A l’aube des années 80, Strasbourg vivait le punk et le rock’n’roll à fond les ballons : scènes locales, bars et clubs formaient un terreau propice. Entre 1982 et 1988, la formation punk-rock les Crabes connaitra une existence chaotique et underground, et cet EP reste le témoin privilégié de l’urgence qui les caractérisait.
En 1982, peu nombreux sont les groupes strasbourgeois ayant sorti un 45t. Citons Flash Gordon et leur excellent Vive Le Gouvernement et les Nec + Ultra avec leur single Week End Sanglant sorti sur Punk Records, label nancéien qui héberge KaS Product. Donc en 1982, dans une cave du centre de Strasbourg, Les Crabes répètent sans se douter qu’ils allaient changer de guitariste, recruter un batteur et enregistrer en 1988 quelques titres, dont trois sont enfin disponibles sur ce 45t.

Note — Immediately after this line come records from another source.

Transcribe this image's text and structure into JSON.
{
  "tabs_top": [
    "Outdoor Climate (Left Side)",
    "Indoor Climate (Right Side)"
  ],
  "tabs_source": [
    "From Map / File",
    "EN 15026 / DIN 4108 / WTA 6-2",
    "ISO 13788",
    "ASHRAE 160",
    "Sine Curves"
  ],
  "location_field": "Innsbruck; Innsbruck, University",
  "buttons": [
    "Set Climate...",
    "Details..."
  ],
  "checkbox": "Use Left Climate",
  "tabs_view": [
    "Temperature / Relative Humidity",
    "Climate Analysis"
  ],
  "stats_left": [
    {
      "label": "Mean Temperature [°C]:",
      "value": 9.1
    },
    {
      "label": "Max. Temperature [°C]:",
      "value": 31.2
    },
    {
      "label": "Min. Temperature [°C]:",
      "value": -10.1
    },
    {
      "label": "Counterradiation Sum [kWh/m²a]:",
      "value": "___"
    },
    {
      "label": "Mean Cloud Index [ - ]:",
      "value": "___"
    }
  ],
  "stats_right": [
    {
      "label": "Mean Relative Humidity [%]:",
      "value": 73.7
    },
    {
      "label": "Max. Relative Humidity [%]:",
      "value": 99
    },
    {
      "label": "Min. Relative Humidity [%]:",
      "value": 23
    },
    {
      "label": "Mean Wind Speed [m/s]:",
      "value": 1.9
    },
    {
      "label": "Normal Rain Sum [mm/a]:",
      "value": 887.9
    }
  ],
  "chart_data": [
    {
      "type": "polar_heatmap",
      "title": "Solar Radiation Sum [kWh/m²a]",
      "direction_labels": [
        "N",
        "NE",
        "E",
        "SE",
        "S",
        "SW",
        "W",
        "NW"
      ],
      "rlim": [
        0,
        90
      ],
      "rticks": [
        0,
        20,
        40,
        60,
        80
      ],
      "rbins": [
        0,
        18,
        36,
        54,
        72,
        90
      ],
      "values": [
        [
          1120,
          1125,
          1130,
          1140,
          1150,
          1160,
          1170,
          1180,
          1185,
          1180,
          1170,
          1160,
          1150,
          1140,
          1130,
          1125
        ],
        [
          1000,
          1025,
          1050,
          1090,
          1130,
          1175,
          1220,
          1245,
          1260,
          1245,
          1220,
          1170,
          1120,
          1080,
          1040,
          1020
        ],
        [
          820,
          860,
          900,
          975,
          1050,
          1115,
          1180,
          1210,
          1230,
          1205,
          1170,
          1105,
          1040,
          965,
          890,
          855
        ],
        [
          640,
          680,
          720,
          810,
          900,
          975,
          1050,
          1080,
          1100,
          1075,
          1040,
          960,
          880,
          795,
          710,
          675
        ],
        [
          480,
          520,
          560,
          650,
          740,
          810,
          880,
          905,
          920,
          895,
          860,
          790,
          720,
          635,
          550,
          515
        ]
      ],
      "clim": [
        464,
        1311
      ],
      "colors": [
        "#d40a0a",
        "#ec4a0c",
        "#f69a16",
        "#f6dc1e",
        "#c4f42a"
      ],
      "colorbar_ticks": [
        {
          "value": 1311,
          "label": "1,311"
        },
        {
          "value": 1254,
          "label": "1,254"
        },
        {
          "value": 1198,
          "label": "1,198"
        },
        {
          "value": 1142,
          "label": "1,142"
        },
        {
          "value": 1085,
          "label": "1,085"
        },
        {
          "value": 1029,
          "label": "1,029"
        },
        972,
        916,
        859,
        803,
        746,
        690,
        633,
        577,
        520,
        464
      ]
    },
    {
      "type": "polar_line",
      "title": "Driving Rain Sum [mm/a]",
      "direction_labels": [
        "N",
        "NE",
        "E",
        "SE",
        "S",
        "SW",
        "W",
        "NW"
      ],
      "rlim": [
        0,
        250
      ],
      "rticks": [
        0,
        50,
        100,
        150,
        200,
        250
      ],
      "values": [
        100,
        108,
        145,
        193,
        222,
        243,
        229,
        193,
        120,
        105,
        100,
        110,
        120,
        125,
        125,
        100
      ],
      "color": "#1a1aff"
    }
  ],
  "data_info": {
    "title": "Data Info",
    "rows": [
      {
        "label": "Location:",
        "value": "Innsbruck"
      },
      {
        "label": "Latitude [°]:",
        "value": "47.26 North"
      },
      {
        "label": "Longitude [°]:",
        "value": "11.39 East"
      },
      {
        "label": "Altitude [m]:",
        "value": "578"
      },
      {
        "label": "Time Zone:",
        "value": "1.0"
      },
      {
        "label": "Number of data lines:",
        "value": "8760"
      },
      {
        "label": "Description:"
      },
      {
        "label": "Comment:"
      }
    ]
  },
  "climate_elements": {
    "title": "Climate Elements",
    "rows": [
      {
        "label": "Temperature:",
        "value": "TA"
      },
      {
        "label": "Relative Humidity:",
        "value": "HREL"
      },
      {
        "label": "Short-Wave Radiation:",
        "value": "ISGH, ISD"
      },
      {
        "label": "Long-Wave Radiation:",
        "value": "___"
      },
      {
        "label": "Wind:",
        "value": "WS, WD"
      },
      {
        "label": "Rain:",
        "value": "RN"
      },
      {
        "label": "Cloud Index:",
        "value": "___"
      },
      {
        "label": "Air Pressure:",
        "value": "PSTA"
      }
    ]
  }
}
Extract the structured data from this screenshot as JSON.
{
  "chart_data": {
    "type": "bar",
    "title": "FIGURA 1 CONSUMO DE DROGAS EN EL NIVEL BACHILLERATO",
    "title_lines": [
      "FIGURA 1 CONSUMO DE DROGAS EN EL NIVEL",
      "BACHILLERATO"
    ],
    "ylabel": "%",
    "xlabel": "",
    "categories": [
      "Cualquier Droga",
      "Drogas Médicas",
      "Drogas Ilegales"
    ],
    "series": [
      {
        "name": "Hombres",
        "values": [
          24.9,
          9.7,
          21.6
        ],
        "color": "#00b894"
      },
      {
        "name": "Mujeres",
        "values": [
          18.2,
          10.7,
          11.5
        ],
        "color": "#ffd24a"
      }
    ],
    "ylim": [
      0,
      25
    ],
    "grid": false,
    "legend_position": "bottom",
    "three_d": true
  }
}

La disparition récente du bassiste Philippe Bodet (ex-Imposteurs, Wild Disneys et futur Les Orques) poussera le batteur Olivier Terrasson (ex-Los Vulvos et futur Les Orques) à exhumer les bandes.
Au chant, Martine Manzano (ex- Horsex, Dorian Gray) se démène corps et âme, alors que le nouveau guitariste, Emmanuel Rouillon, adopte un jeu à la ligne claire. Et c’est tout l’intérêt des Crabes de proposer un cocktail rock&roll ascendance punk et cristallin à la fois. Le son reflète parfaitement l’époque, à la fois garage et élégant, les trois titres dont émergent quelques fulgurances sont enregistrés sur un quatre piste cassette Tascam dans leur cave.
« I » sonne comme une virée sur les terres communes aux Coronados, le chant en anglais est offensif et suggère la période new-yorkaise de Lizzy Mercier Descloux et les Stinky Toys. Même fraicheur, même envolée aux résonances sixties percutées par une section rythmique sous amphétamine.
« Les Héros », en français, fait la part belle à la guitare dont le son rappelle celui de Peter Buck de REM, la basse, à l’image de P. Bodet, ne fait pas dans la dentelle, suivie au cordeau par la batterie. Quelques chœurs masculins s’offrent au chant növo de circonstance. En face B, « 13e Etage » dont le texte névrotique mélange allègrement l’anglais au français, fonce en mode psychobilly qui sied parfaitement aux cris/chant troublants de M. Manzano et aux rythmes nerveux d’O. Terrasson.
Pour la postérité, Les Crabes auront croisé Dogs, The Vibes, The Milkshakes, et la sortie du 45t fait parfaitement office d’archive sonore passionnante.